| ← 168 | 169 | 170 → |
- Cardinal: one hundred sixty-nine
- Ordinal: 169th (one hundred sixty-ninth)
- Factorization: 13^{2}
- Divisors: 1, 13, 169
- Greek numeral: ΡΞΘ´
- Roman numeral: CLXIX, clxix
- Binary: 10101001_{2}
- Ternary: 20021_{3}
- Senary: 441_{6}
- Octal: 251_{8}
- Duodecimal: 121_{12}
- Hexadecimal: A9_{16}

= 169 (number) =

169 (one hundred [and] sixty-nine) is the natural number following 168 and preceding 170.
==In mathematics==
169 is an odd number, a composite number, and a deficient number.

169 is a square number: 13 × 13 = 169, and if each number is reversed the equation is still true: 31 × 31 = 961. 144 shares this property: 12 × 12 = 144, 21 × 21 = 441.

169 is one of the few squares to also be a centered hexagonal number.
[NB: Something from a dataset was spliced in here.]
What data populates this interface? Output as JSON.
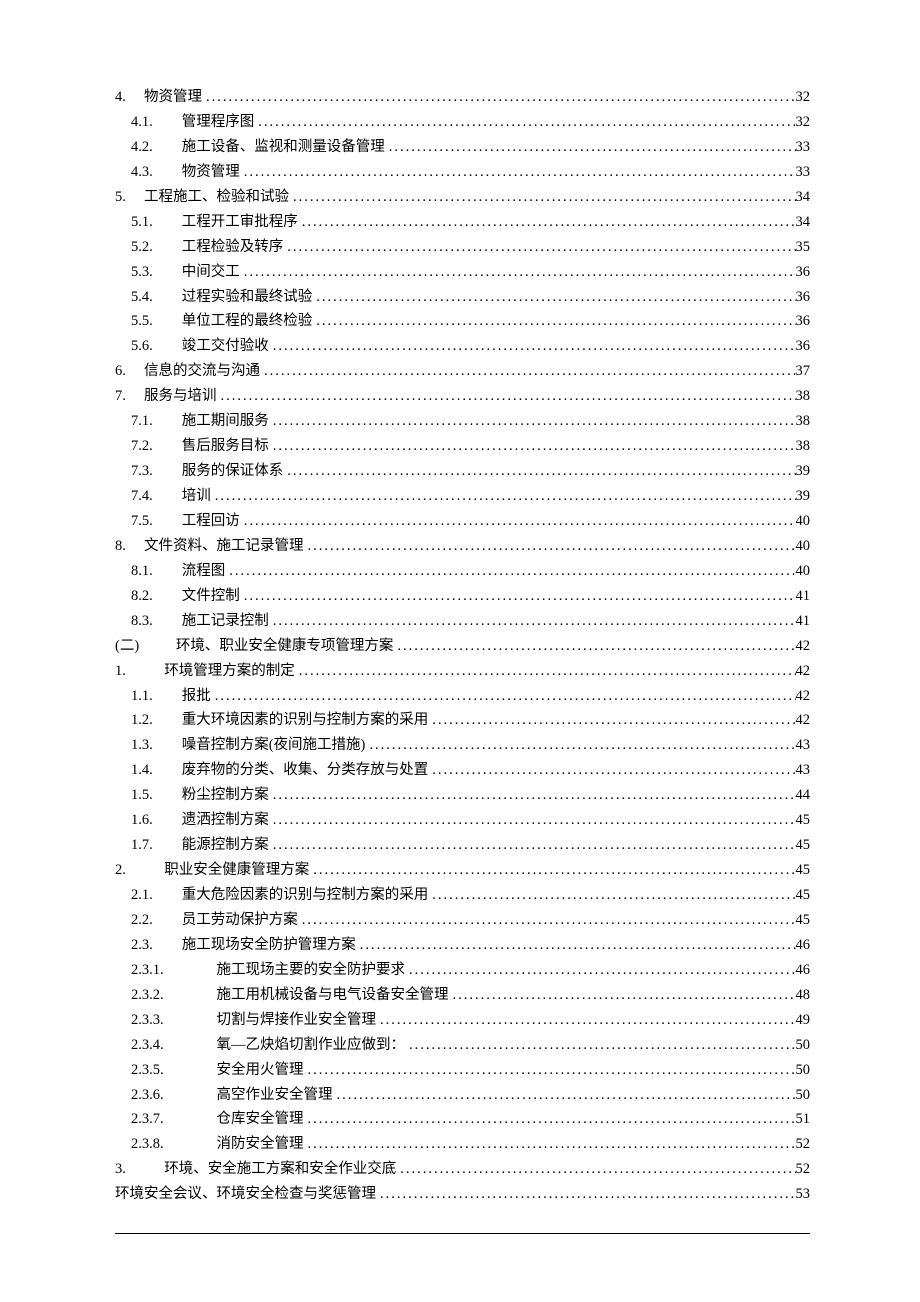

Like all odd squares, it is a centered octagonal number. 169 is an odd-indexed Pell number, thus it is also a Markov number, appearing in the solutions (2, 169, 985), (2, 29, 169), (29, 169, 14701), etc. 169 is the sum of seven consecutive primes: 13 + 17 + 19 + 23 + 29 + 31 + 37. 169 is a difference in consecutive cubes, equaling $8^3-7^3.$

==In other fields==
- 169 is known in the computing world as the first number of an automatic IPv4 address assigned by TCP/IP when no external networking device is contactable.